Урсула Фален отрицательно покачала головой.
– Я сомневаюсь, что Якоб Фуггер так думал, – сказала она и отвела со лба упавшие прядки. Она кивнула в другую сторону переулка: – Идем, я покажу тебе, почему я так считаю.
В конце переулка в череде домов стояла небольшая церковь, высокое помещение с великолепным алтарем и несколькими скамьями. В маленькой витрине перед входом в качестве информации для прихожан был вывешен текст, гласивший, что это церковь святого Маркуса и предназначена она для жителей Фуггерии – для ежедневной молитвы во спасение души основателей Георга, Ульриха и Якоба Фуггеров.
– Понятно? – спросила Урсула, переведя ему содержание четко отпечатанного листка. – Каждый житель Фуггерии с тех пор обязан исполнять две вещи. Во-первых, вносить годовую плату за квартиру в размере одного гульдена. Это и в те времена был скорее символический взнос, а сегодня они платят одну марку семьдесят два пфеннига, просто смехотворная сумма, на которую не купишь и буханки хлеба. Во-вторых – и это как раз то, что я хотела тебе показать, – каждый житель Фуггерии обязан ежедневно молиться за души основателей. Это договорное обязательство, и оно отнюдь не шуточное. В грамоте фонда строго определены вид и состав молитвы: Отче наш, молитва Богородице, Символ веры, Слава Отцу и Сыну и Святому духу. И церковь построена специально для этой цели.

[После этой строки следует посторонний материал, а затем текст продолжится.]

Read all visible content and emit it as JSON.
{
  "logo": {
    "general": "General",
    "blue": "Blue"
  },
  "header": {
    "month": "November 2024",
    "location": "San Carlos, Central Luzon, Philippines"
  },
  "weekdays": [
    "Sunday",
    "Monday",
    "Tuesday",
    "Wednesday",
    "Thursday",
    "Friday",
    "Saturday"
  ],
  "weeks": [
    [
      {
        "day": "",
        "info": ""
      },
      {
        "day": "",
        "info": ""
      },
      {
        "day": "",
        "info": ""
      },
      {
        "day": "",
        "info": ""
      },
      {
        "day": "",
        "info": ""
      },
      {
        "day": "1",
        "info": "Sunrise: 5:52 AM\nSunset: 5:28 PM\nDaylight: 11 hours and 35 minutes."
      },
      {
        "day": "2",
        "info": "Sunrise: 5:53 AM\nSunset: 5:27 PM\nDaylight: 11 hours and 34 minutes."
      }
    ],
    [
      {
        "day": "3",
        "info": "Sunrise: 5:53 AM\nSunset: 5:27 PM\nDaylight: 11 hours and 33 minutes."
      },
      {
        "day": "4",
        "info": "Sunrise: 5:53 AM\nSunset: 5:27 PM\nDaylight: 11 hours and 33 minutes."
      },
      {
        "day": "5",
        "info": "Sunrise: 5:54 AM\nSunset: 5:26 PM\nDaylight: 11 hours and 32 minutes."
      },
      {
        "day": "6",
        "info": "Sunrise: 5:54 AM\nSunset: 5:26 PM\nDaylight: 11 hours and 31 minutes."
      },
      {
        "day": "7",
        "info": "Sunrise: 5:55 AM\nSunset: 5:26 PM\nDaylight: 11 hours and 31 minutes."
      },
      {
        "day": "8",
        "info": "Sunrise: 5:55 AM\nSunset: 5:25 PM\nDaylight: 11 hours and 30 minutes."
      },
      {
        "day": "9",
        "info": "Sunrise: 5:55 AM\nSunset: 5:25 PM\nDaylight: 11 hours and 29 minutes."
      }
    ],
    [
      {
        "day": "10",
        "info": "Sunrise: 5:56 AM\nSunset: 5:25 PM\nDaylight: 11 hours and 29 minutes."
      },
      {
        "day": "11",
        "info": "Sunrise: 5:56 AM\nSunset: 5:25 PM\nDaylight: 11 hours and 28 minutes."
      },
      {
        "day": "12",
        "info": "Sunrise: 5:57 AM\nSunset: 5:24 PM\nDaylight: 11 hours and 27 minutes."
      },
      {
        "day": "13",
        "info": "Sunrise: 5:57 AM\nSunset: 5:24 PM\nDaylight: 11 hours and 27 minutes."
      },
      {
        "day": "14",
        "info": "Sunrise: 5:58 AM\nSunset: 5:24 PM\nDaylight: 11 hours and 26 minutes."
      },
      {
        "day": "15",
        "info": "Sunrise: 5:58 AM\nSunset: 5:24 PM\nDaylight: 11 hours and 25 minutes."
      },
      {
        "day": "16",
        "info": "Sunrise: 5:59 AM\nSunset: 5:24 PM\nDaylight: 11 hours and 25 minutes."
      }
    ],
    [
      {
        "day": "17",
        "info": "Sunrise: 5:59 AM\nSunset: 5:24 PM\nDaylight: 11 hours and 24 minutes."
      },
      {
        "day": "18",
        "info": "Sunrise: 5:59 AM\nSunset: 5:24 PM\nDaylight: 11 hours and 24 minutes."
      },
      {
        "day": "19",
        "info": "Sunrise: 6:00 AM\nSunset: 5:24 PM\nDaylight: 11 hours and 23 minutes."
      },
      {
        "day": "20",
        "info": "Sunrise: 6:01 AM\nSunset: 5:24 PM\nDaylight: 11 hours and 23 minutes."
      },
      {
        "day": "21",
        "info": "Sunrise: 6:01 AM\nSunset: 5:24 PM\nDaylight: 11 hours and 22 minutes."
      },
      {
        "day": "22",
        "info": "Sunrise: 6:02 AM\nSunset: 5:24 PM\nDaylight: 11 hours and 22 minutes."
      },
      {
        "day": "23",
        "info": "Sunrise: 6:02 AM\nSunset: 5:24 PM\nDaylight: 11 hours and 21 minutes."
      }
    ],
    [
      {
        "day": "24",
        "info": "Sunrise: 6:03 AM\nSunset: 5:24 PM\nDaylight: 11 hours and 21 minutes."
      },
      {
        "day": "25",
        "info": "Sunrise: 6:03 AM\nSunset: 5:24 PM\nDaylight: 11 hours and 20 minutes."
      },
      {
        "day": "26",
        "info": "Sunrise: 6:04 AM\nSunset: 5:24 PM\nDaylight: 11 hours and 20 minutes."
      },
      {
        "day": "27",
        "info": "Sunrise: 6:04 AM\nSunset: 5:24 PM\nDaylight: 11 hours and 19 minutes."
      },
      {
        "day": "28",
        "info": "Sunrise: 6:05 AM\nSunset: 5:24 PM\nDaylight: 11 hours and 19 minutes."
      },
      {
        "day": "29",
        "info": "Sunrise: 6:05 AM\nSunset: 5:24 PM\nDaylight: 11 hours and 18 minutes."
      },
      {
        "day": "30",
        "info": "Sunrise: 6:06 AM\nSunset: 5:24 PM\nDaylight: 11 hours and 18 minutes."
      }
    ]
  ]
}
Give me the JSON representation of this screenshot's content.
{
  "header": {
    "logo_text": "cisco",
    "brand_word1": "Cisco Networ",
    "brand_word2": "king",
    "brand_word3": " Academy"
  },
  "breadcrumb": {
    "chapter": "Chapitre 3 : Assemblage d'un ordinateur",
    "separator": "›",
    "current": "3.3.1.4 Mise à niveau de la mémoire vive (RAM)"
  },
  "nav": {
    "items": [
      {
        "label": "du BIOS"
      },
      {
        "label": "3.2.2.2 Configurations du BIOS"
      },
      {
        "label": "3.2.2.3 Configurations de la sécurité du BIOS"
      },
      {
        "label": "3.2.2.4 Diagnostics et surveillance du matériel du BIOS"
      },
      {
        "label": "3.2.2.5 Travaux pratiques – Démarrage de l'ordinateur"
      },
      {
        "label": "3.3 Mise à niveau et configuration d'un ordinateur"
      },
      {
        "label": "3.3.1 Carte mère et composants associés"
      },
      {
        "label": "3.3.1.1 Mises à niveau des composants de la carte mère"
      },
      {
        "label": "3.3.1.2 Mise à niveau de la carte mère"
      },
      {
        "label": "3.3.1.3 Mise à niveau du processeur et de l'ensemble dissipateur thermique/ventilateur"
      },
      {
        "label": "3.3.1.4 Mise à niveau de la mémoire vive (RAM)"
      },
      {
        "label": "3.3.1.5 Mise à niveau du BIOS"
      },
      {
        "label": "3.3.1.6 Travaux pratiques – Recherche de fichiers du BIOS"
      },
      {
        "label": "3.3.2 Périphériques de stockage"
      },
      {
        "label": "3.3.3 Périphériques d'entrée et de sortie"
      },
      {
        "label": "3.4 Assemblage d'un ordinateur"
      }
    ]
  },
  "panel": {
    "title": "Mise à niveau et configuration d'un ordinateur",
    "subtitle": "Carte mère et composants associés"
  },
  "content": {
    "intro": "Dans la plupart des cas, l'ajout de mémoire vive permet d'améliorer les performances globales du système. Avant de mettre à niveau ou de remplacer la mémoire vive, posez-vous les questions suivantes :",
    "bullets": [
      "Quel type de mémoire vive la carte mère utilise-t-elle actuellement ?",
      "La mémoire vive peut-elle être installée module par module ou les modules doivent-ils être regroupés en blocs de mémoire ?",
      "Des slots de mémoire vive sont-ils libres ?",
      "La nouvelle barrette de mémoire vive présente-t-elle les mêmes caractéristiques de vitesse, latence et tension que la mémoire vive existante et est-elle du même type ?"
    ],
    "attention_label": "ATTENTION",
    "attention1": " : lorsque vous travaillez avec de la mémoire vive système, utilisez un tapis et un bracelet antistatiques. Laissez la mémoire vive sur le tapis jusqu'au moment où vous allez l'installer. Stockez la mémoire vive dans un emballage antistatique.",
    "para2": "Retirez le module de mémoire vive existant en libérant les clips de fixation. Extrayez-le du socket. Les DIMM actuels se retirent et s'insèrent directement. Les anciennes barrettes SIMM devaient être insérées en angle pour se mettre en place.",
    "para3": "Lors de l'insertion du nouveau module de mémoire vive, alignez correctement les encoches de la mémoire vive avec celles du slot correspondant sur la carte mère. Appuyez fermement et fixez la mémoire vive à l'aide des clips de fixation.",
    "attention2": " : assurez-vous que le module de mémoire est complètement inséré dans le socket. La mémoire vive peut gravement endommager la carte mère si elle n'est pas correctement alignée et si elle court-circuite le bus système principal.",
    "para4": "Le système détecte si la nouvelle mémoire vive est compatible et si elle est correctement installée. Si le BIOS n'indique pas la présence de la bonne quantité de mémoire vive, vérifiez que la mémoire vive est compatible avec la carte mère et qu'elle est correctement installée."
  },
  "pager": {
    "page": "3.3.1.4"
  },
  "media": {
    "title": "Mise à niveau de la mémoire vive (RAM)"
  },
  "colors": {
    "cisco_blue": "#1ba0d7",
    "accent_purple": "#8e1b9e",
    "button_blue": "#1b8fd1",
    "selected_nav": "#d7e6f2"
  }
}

Джон задумчиво разглядывал узкие церковные окна и пытался понять, что могло побудить Якоба Фуггера к такому предписанию.
– Много, однако ж, ходатайств за его душу было произнесено за пятьсот-то лет, а?
– Еще бы. Сомневаюсь, чтобы за чью-нибудь душу молились больше, чем за Якоба Фуггера и его братьев.
Джон был подавлен этим представлением.
– Странно, да? Что же такого он натворил, что ему потребовалось столько молитв за спасение его души?
– Не думаю, что им двигало это, – сказала Урсула. – Скорее всего, он и в религиозных вопросах мыслил как купец. Если одна молитва за тебя – хорошо, то много – лучше. И он нашел путь – и при жизни, и в смерти – получить того, что хотел, больше, чем любой другой. Якоб Фуггер хотел и на небе быть богатым человеком, все очень просто.
К вечеру этого трудного дня у Джона появилось чувство, что Фуггеры и до сих пор вездесущи в Аугсбурге. Они поднимались на башню, обходили исторические переулки и фрагменты городских стен, были в Золотом Зале ратуши, где в смежном помещении была устроена выставка, информирующая о невероятных размерах экономической империи, которую Фуггеры выстроили по всему миру, вплоть до только что открытой тогда Южной Америки. Они осмотрели бывший центральный штаб концерна, те самые дома Фуггера на Максимилиан-штрассе, мимо которых они уже проходили утром и вблизи которых завтракали. Теперь в них размещались Банк Фуггеров и роскошный отель, войти в который Джону показалось рискованным; переночевали они в другом, более скромном отеле, где никому не нужно было показывать паспорт и где они могли записать себя как Джон и Урсула Фален.